To learn more about Leonardo, visit their website at http://leonardo.asu.edu or follow them on Twitter at @LeonardoISAST.
Humanities Lab
The Humanities Lab
The Humanities Lab at Arizona State University is an experimental space where interdisciplinary faculty teams work with students from a variety of academic and cultural backgrounds to investigate grand social challenges, construct researchable questions that delve deeply into those challenges, and generate possible approaches to complex, “wicked” issues like immigration, health, and climate change, for which there are no easy answers.
In a one- or two-semester classroom experience, students and faculty work in intergenerational collaborative teams, synthesize their research outcomes, and disseminate those outcomes to appropriate publics—in op-ed pieces, performances, art exhibits, public dialogues, e-books, videos, or other media. In the process, both students and the public recognize the generative nature and social significance of the humanities.
As America’s #1 university for innovation, it is especially appropriate for ASU to embrace this obligation and develop programs that encourage students to reflect on, deeply discuss, and prepare to address issues such as health, climate change, immigration, sexual violence, and information overload. The Humanities Lab is a crucial component in this effort.
To learn more about the Humanities Lab, visit their website at http://humanities.lab.asu.edu.
Global Futures Laboratory
The Julie Ann Wrigley Global Futures Laboratory
Since 2004, ASU has become a global leader in sustainability efforts—creating the Global Institute of Sustainability, launching the first School of Sustainability in the U.S., deploying the largest solar energy portfolio of any university in the U.S. and more. The emergence of the Julie Ann Wrigley Global Futures Laboratory at Arizona State University is the next step in our continual evolution. It represents the urgent belief that we can and must make a meaningful contribution to ensuring a habitable planet and a future in which well-being is attainable.

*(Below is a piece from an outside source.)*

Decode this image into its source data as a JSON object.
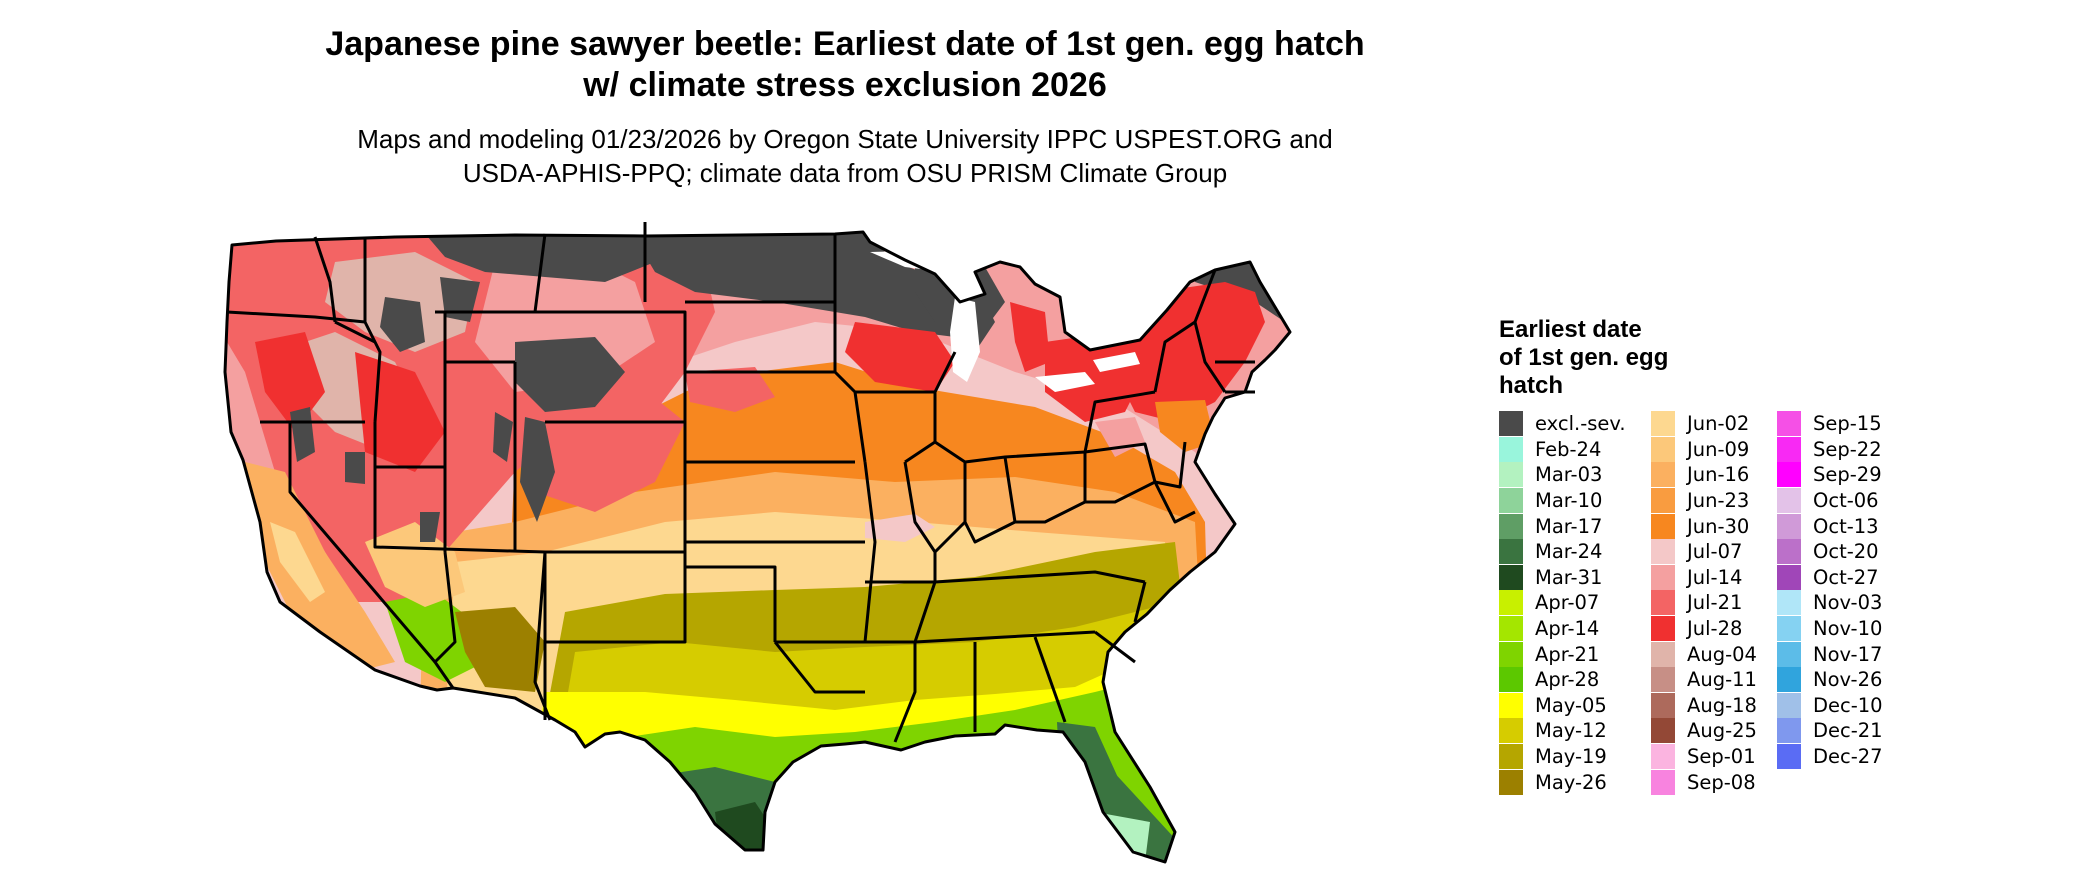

Using the model of the multi-focused National Laboratories, the Global Futures Laboratory is creating a platform for an ongoing and wide-ranging exchange across all knowledge domains to address the complex social, economic and scientific challenges spawned by the current and future threats from environmental degradation. This platform positions a new world headquarters for an international network of scientists, scholars and innovators, it lays the foundation to respond to existing and emerging challenges and it uses innovation to purposefully shape and inform our future.
The Global Futures Laboratory provides key engagement spaces for scientists, educators and leaders across ASU and around the world to address critical issues related to the future of planet Earth. Rather than solving problems after they arise, we seek to design a future in which humanity not only survives, but thrives.